Lock-Free Data Structures — Professional Level¶

Table of Contents¶

Introduction
Production Reclamation: Choosing a Scheme
The LMAX Disruptor Heritage
False Sharing and Cache-Line Engineering
NUMA Effects
Real-World Libraries
Benchmarks That Reflect Reality
Operational Concerns
Migration Stories
Summary

Introduction¶

Professional-level lock-free engineering is less about new algorithms and more about the unglamorous work that makes lock-free designs survive production: choosing the right reclamation scheme, eliminating false sharing, surviving NUMA, picking the right library off the shelf, and writing benchmarks that reflect production load. The textbook designs are unchanged; what changes is the engineering discipline around them.

This file assumes you have written Treiber, MS-Queue, Harris, SPSC, MPSC, and Vyukov from senior level. Now we make them work in a service that runs for months.

Production Reclamation: Choosing a Scheme¶

In Go, the garbage collector is the default reclamation scheme and it works for most lock-free code. Senior-level material covered hazard pointers and epoch-based reclamation as the alternatives. Production demands a clearer decision.

Pure GC reclamation¶

When it works:

The lock-free structure stores *T for heap-allocated T.
The structure does not store unsafe.Pointer to memory outside Go's allocator.
The structure does not pin nodes for long periods (no readers blocked in syscalls while holding a node pointer).

When the GC dominates cost:

The lock-free queue churns >10M nodes per second. The GC scan time becomes a real fraction of CPU.
The structure is the hot path of a low-latency service (P99 latency budget below 1 ms).
The application is otherwise GC-free and lock-free is the only allocator.

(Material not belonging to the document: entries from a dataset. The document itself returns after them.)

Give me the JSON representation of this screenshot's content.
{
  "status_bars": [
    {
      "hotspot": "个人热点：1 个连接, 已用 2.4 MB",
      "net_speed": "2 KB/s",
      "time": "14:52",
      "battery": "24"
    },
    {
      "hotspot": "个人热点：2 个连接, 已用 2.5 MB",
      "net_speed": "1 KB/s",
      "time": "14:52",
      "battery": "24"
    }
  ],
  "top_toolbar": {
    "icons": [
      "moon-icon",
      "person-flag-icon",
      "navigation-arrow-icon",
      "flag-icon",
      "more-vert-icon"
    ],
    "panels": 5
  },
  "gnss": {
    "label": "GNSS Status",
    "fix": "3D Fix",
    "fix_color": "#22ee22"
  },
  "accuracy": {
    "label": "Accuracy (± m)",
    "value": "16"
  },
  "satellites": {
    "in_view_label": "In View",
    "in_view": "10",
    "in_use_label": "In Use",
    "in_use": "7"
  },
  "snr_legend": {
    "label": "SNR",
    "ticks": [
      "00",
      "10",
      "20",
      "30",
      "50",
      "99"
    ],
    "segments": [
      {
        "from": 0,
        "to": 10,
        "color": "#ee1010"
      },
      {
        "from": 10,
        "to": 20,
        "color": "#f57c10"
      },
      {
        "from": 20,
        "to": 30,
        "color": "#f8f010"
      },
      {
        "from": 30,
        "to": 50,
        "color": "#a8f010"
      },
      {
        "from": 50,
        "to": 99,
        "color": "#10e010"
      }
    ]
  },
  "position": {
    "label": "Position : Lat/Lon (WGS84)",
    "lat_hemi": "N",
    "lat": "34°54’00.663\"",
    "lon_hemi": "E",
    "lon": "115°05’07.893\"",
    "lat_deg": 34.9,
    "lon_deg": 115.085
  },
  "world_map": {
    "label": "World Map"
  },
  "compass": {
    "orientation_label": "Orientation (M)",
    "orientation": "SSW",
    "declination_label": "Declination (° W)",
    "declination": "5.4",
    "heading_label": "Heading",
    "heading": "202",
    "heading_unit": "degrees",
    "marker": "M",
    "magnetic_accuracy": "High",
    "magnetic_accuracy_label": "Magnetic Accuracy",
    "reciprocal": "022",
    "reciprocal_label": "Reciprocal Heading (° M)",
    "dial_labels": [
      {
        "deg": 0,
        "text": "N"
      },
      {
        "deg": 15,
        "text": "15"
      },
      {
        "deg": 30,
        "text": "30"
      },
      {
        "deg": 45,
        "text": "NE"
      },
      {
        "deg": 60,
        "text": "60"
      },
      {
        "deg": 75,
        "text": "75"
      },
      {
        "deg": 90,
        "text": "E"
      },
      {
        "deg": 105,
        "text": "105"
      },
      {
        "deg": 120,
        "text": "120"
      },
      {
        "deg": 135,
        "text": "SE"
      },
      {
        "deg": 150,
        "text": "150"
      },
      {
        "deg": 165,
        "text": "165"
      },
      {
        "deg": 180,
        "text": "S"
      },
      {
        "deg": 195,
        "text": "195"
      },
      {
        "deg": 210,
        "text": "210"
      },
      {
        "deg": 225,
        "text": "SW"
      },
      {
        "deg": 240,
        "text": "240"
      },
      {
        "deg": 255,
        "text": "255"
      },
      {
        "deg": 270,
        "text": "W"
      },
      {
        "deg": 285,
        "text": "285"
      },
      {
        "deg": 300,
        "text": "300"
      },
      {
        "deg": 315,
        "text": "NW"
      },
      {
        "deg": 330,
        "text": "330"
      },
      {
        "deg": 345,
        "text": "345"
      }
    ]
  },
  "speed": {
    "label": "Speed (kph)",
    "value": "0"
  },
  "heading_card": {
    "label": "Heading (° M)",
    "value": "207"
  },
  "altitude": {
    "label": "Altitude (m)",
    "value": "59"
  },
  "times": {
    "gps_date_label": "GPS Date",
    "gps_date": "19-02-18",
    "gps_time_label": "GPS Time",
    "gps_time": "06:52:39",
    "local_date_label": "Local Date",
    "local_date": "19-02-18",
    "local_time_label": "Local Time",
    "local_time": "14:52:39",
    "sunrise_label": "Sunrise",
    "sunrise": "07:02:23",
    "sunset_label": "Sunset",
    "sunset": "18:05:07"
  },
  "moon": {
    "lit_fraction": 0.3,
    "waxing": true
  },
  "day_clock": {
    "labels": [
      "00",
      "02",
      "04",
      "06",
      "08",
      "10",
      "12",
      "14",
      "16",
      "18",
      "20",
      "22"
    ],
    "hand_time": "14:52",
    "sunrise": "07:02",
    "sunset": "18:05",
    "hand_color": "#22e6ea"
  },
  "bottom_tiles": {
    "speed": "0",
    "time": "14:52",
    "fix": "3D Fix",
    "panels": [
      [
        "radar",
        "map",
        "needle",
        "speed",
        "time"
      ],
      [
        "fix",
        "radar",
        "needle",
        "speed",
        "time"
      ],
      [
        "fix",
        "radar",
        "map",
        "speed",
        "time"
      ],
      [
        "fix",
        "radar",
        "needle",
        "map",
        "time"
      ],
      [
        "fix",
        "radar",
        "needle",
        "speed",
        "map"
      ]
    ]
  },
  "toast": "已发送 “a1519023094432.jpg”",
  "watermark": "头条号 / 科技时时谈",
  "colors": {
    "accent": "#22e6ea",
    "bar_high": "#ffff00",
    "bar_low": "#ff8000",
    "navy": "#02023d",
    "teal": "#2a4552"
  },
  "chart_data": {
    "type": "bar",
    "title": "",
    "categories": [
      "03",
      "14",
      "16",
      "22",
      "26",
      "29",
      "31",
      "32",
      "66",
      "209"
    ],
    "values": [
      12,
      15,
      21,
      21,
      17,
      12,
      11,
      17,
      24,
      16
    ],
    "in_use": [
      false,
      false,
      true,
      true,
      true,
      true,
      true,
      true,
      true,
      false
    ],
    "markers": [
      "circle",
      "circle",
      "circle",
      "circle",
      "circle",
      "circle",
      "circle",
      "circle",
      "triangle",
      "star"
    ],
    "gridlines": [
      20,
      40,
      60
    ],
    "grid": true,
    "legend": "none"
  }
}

Mitigations before changing reclamation scheme: object pooling (sync.Pool), batching pushes/pops, and reducing per-op allocation. Most Go lock-free code never needs more than this.

Epoch-based reclamation (EBR)¶

Choose EBR when:

Critical sections are short and bounded (no syscalls, no blocking).
Throughput matters more than worst-case latency.
You can pin goroutines to Ps for the critical section.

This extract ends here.